Be mindful of giving your pet bottled water long-term as some minerals can be removed during the distillation process. Canine Cottages recommends spring water over distilled if you only have bottled water to hand. However, this is a much-debated topic and, as always, it is better to speak to your vet before making any changes to your pet’s regime.

  • Carry treats for your pooch

Carrying treats during a road trip is a great idea as your dog is bound to feel a little uneasy being somewhere new and with treats you can reward them for behaving well.

However, it is important to keep in mind that some dogs suffer from travel sickness so it is best to avoid rich food or treats before or during the journey. Speak with your vet about how to manage this and when to feed your dog if you have a long journey ahead.

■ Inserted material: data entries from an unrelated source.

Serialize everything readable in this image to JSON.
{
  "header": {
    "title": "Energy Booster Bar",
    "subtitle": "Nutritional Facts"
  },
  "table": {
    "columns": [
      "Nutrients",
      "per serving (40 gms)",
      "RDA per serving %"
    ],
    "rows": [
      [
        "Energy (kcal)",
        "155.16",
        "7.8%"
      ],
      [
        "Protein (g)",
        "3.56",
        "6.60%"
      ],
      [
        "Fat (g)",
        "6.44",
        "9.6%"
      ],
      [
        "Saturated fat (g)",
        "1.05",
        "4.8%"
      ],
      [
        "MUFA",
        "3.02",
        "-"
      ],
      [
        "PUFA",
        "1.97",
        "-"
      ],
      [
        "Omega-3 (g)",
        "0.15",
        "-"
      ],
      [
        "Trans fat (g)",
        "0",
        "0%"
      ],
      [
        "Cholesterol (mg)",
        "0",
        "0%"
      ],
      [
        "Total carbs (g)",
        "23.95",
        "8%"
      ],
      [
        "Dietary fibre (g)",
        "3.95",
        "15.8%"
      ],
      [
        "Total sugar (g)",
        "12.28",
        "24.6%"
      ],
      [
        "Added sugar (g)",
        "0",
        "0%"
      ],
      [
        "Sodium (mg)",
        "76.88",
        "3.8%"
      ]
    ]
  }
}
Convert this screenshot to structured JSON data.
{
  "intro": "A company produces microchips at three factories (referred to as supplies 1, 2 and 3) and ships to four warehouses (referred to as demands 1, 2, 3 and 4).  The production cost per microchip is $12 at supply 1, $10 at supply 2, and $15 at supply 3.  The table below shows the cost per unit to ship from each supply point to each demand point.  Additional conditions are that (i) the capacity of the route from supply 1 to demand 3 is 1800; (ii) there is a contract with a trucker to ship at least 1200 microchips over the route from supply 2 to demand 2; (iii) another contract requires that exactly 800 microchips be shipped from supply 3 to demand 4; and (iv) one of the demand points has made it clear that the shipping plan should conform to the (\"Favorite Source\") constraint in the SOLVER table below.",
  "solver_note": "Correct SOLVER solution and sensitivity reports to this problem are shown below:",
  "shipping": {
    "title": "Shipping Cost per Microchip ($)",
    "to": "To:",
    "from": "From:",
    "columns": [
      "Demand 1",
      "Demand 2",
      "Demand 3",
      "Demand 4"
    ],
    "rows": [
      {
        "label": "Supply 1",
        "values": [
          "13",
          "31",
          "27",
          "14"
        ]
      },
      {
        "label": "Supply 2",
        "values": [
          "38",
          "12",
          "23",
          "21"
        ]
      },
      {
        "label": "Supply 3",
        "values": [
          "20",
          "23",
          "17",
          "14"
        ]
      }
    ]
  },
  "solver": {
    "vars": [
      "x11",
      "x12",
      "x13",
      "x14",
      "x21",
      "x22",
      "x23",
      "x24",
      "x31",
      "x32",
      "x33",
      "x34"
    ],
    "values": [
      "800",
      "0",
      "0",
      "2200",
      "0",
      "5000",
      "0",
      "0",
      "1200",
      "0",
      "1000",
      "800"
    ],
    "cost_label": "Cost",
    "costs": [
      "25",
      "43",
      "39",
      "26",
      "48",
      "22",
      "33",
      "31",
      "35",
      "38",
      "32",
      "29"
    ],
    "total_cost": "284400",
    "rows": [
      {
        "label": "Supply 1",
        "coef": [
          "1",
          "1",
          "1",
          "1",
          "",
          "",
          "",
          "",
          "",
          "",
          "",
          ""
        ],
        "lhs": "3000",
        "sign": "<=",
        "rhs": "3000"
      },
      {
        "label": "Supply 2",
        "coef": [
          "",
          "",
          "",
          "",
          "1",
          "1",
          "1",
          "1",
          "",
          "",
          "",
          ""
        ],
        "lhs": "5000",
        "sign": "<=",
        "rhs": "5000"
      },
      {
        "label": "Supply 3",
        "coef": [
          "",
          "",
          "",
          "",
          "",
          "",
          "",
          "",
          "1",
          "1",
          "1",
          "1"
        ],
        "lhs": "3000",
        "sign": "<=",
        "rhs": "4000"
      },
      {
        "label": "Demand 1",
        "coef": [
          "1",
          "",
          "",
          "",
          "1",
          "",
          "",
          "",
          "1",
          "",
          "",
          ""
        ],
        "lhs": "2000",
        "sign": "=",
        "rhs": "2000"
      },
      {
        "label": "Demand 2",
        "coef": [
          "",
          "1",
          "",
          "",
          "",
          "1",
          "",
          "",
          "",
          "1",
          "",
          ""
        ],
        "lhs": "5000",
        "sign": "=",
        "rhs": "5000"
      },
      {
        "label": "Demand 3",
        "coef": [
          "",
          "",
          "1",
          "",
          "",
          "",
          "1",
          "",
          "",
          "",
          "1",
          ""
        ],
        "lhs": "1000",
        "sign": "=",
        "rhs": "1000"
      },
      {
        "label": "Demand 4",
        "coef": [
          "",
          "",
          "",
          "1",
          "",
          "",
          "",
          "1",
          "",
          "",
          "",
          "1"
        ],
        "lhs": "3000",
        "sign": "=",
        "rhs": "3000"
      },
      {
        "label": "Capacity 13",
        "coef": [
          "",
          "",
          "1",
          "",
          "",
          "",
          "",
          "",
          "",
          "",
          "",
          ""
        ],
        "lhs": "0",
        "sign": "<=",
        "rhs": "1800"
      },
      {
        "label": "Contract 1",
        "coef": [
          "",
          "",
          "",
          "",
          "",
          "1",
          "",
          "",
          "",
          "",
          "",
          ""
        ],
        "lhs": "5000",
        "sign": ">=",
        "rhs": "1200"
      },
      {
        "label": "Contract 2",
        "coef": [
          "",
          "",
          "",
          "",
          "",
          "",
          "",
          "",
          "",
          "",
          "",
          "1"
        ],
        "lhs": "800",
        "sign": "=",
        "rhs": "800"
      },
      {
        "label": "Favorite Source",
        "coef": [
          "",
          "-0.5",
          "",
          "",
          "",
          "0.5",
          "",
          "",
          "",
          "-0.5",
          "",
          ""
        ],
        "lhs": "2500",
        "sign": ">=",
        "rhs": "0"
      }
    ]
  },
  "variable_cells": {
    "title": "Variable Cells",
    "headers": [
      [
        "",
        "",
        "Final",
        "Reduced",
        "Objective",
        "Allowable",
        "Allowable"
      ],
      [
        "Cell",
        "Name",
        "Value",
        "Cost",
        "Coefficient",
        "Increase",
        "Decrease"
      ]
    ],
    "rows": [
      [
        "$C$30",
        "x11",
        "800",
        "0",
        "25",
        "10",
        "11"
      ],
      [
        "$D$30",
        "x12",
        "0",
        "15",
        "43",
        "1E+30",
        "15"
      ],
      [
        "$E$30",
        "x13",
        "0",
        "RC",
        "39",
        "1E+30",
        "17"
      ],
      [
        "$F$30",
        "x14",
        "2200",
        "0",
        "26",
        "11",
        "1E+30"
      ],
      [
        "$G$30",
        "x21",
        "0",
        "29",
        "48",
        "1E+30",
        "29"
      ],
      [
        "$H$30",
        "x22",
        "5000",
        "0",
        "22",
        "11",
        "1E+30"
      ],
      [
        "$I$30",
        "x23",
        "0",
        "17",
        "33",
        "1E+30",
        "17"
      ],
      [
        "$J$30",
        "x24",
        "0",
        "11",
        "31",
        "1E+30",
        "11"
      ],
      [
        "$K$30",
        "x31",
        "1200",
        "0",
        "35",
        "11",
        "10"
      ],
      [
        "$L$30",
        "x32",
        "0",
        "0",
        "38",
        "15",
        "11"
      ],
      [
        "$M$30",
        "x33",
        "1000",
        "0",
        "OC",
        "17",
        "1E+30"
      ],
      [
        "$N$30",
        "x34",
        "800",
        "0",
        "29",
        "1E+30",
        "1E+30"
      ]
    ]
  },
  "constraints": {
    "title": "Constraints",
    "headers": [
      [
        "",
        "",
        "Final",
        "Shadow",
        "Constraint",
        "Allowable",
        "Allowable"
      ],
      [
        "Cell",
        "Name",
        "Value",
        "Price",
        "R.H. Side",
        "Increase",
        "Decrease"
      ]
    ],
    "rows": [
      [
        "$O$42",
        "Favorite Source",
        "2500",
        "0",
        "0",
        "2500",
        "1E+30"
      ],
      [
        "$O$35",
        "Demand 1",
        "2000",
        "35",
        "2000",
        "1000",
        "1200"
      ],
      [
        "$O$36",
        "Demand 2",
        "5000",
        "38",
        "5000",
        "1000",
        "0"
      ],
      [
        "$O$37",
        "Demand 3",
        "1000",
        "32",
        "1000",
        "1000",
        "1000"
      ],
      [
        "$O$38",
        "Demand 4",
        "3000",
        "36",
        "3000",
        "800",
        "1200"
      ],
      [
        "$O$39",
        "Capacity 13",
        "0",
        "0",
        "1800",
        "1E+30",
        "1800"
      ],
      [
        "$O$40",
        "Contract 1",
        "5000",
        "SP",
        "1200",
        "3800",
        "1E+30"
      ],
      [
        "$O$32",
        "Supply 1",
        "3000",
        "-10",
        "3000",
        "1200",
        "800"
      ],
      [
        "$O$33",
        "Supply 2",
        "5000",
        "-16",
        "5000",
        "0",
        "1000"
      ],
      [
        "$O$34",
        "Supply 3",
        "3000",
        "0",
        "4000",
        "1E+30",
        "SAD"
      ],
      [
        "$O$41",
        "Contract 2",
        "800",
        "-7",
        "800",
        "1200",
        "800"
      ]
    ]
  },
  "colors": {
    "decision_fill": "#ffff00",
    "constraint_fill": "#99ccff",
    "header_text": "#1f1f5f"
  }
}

Be sure to carry dog treats (image: freestocks.org from Pexels)
  • Take care if letting your dog off the leash

When your dog is in a new environment they will be curious about the world around them and even though they may be obedient off the leash, they could act differently while traveling. For that reason, it’s best to keep your dog on lead where possible, especially if you are discovering new areas as there may be cliff edges, lakes or livestock that you don’t know about and some areas may even have regulations stating that dogs must be kept on a lead.

Chloe Jackson, Canine Behaviourist and Training Manager at Battersea recommends working on your dog’s recall command before you go away so you have additional peace of mind that they will respond when you call.

“Once your dog has learned to come back to you in familiar environments, it’s a good idea to practice it on a long lead in different, safe environments in your local area so that they know to focus on coming back when called, whatever situation they are in,” Jackson said.

If you plan to let your dog off the leash, be sure to brush up on their recall training
  • Keep to a routine

Your dog might be used to having a routine at home, including feeding and walking times. It is recommended to maintain this routine to make them feel as comfortable as possible on holiday, and keeping up their walks makes for a happy, healthy hound in any case!

Be sure that you take enough of your dog’s regular food in case you can’t find it nearby. If you run out of dog food then remember that it’s always best to introduce new foods gradually over a period of days to avoid stomach upsets. A holiday isn’t the best time to start a new food as it may upset your dog’s stomach while on the road or in a new place.

To help with familiarity, it is also a good idea to take your dog’s favorite bed, blanket and toys. The more things they have from home, the more likely they are to settle.

  • Don’t leave dogs alone in a strange new place

Do not leave dogs alone in your holiday home. While many cottages are likely to have this rule in place anyway, it is advisable to always have a human nearby, as the new environment and strange surroundings may make your pet feel anxious and uneasy.

  • Help your dog relax

Many of us go on holidays to relax and traveling to an unfamiliar place with your dog could be a little unsettling which is why it helps to help them relax too. You can treat your dog to a massage and some relaxing music and be sure to give them lots of attention.

  • Do research on local vets

It’s always a good idea to know ahead of time where the closest vet to you is in case of an emergency. Having pet insurance and have your dog microchipped are also good ideas to consider when taking your dog traveling.

  • Accommodation research

Be sure to look into local dog friendly attractions, stores, cafes and restaurants ahead of time. If you’re going on the coast, it’s also a good idea to see which beaches are dog friendly during the time you plan to visit. Luckily, more holiday places in the UK are becoming pet friendly.

  • Make a list

Remember to make a list of everything you might need during the trip. This includes toys, blankets, and any possible medication your pet might need. In case you did forget your dog’s medication, you can call up your vet and have them speak to your local vet so they can possibly prescribe emergency medication, if needed.

Make a list to be sure you have everything you need for the adventure (image: Photo by Zen Chung from Pexels)

Above all, remember to have fun during this memorable adventure with your dog.